元敬王后の一族に起きた悲劇
太宗が元敬王后を冷遇した理由は、「王朝を存続させるためには、外戚の力を弱める必要がある」と思っていたからだ。その対象になったのが元敬王后の実家である。太宗は、元敬王后の兄弟たちが大出世を果たしたことを脅威に感じていた。そのため、彼は1410年に王妃の兄2人と弟2人を処刑して、元敬王后の実家を没落させてしまった。
そのような悲劇を受けて、立ち直れないほど落ち込んだ元敬王后は、太宗に激しい憎しみを抱いた。
太宗の側近たちは元敬王后の廃妃を主張したが、彼は息子を4人も産んでくれたことや王になる過程で自分を支えてくれたことを高く評価していた。

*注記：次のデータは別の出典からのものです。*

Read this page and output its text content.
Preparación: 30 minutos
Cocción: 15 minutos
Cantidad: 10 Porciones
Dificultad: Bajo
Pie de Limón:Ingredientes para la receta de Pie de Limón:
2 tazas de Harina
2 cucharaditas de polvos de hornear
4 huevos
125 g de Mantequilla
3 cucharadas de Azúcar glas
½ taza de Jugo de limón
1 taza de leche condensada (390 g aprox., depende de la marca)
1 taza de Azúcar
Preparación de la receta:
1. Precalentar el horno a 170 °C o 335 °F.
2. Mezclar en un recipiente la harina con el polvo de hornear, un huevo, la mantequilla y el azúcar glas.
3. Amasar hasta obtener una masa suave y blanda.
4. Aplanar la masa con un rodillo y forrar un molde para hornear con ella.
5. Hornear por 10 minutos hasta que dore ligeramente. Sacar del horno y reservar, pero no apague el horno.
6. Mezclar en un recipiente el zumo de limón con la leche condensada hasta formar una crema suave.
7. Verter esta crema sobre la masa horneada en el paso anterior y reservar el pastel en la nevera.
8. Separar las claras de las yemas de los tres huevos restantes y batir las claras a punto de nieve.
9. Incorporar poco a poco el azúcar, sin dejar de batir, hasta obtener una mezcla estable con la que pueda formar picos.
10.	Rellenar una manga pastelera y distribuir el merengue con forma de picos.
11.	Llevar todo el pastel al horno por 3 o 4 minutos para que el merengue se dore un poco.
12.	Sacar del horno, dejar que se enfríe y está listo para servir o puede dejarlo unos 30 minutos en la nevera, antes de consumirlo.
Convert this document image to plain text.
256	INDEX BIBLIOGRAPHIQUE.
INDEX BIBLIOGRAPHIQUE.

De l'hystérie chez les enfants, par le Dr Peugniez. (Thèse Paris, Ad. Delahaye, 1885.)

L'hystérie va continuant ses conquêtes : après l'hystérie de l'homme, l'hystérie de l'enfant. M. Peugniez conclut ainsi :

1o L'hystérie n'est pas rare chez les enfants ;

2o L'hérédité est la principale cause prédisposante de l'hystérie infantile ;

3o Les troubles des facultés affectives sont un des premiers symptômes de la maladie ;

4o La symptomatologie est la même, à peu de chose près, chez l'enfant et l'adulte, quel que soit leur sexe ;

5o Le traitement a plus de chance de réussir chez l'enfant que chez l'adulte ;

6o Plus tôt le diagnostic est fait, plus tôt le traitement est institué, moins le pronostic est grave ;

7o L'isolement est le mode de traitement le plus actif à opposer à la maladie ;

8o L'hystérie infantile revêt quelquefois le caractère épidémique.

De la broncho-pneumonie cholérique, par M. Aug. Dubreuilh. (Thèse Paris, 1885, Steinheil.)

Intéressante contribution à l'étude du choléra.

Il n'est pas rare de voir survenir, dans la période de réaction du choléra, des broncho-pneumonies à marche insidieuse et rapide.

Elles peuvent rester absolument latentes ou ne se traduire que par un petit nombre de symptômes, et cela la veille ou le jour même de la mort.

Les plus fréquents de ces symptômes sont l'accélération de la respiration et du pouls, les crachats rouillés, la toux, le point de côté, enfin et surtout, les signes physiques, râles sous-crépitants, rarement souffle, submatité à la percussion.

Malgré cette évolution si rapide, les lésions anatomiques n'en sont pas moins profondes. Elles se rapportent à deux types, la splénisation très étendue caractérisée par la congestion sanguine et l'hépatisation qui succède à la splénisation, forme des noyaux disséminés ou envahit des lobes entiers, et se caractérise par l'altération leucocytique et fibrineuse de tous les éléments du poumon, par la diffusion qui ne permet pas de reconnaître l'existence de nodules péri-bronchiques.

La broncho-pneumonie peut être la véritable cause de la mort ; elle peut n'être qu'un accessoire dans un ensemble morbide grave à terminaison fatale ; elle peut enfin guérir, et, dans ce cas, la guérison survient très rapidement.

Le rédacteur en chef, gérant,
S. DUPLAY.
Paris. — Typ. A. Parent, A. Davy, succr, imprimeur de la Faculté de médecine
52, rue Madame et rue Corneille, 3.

元敬王后が産んだ息子は、長男の譲寧(ヤンニョン)大君、二男の孝寧(ヒョニョン)大君、三男の忠寧(チュンニョン)大君、四男の誠寧(ソンニョン)大君だ。
朝鮮王朝には「王の後継者は長男がなる」という決まりがあった。そのため、長男の譲寧が王の後継者に指名されるが、彼は頻繁に宮殿を抜け出すなどの行為を繰り返して後継者の座を剥奪されてしまう。さらに、二男の孝寧も僧侶となることで後継者の座を辞退した。それにより、幼いころからずっと本ばかり読んでいた聡明な三男の忠寧が王の後継者となった。